The circuit is nothing however 2 LEDs (D1 and D2), whose standing are controlled by the temperature of the environment. The famous IC LM35 is employed for temperature sensor here. Output of LM35 will increase by 10mV per degree rise in temperature. Output of LM35 is connected to the non inverting input of the opamp CA3130.
The inverting input of identical opamp will be given with the specified reference voltage using POT R2. If the reference voltage is 0.8V, then the voltage at the non inverting input (output of LM35) becomes 0.8V when the temperature is 80 degree Celsius. At this time the output of IC3 goes to positive saturation. This makes the transistor Q1 On and LED D1 glows.
Since the base of Q2 is connected to the collector of Q1, Q2 are going to be changed and LED D2 remains OFF. When the temperature is below 80 degree Celsius the reverse happens.IC1 produces a stable 5V DC operating voltage from the available9V DC supply.
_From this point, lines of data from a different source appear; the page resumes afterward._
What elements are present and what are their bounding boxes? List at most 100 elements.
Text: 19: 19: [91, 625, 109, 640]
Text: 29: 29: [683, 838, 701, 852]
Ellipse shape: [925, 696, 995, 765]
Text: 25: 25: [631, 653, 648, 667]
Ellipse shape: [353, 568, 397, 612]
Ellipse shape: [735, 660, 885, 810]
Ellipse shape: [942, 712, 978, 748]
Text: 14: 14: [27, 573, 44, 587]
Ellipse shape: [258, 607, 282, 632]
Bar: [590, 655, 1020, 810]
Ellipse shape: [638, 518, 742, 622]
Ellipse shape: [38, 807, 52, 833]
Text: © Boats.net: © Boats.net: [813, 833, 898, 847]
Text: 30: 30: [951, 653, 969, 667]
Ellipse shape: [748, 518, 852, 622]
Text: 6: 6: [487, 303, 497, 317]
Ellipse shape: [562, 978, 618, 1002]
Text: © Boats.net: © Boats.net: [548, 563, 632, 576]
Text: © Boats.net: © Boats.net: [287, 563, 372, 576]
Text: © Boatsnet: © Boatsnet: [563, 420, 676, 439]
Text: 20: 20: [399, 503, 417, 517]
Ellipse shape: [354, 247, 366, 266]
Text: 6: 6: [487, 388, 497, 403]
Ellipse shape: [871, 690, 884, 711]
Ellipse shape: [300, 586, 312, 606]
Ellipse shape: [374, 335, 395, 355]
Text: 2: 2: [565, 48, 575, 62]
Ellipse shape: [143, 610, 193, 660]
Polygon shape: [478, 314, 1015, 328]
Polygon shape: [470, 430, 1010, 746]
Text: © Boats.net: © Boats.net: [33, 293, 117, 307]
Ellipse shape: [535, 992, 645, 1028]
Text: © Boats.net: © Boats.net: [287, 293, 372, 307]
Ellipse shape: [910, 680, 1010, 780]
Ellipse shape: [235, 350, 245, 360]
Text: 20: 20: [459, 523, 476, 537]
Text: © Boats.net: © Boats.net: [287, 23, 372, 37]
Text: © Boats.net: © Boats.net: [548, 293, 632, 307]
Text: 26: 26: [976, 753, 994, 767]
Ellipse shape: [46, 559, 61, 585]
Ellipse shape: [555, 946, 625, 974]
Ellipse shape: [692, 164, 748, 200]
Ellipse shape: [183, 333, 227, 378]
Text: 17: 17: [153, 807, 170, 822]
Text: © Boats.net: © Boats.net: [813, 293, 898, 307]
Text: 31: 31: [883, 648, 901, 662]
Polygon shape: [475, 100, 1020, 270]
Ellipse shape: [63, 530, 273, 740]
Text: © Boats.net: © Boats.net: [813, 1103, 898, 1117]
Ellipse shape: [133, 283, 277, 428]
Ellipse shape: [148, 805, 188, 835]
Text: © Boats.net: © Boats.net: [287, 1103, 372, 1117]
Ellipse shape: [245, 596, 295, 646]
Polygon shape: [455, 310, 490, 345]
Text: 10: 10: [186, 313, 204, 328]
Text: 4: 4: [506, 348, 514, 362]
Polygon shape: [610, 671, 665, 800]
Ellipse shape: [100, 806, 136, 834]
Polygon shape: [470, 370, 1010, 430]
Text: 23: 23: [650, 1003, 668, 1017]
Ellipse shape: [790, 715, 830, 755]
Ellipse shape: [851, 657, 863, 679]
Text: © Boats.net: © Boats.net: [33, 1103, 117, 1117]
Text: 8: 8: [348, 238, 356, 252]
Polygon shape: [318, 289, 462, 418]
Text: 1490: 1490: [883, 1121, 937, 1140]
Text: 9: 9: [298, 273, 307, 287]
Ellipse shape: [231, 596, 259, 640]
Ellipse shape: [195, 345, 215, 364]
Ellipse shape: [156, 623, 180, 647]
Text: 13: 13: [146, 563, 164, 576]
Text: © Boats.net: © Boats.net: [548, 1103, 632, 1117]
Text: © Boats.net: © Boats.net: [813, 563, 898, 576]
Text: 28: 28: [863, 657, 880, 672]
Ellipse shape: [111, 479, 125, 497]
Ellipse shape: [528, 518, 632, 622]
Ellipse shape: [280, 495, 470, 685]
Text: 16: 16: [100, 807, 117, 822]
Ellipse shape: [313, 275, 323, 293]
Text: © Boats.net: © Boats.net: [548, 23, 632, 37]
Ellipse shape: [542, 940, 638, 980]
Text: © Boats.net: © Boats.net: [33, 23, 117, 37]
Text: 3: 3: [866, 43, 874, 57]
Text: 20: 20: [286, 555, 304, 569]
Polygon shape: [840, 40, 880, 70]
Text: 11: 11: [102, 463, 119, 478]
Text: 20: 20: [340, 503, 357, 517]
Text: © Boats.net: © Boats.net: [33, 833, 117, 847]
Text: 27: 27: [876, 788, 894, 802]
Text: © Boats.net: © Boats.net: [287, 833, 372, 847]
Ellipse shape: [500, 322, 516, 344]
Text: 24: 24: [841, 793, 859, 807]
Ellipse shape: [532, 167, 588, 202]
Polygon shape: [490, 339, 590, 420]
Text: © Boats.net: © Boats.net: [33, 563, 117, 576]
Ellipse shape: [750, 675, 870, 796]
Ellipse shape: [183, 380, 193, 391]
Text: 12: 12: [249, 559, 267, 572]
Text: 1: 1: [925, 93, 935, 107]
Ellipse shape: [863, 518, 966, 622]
If you have already got a 5V DC supply then you'll be able to use it directly.
The inverting input of identical opamp will be given with the specified reference voltage using POT R2. If the reference voltage is 0.8V, then the voltage at the non inverting input (output of LM35) becomes 0.8V when the temperature is 80 degree Celsius. At this time the output of IC3 goes to positive saturation. This makes the transistor Q1 On and LED D1 glows.
Since the base of Q2 is connected to the collector of Q1, Q2 are going to be changed and LED D2 remains OFF. When the temperature is below 80 degree Celsius the reverse happens.IC1 produces a stable 5V DC operating voltage from the available9V DC supply. If you have already got a 5V DC supply then you'll be able to use it directly.
Notes.
- The circuit can be assembled on a Vero board.
- IC3 must be mounted on a holder.
- The temperature trip point can be set by adjusting POTR2.
- Type no of Q1 and Q2 are not very critical. Any general purpose NPN transistors will do it.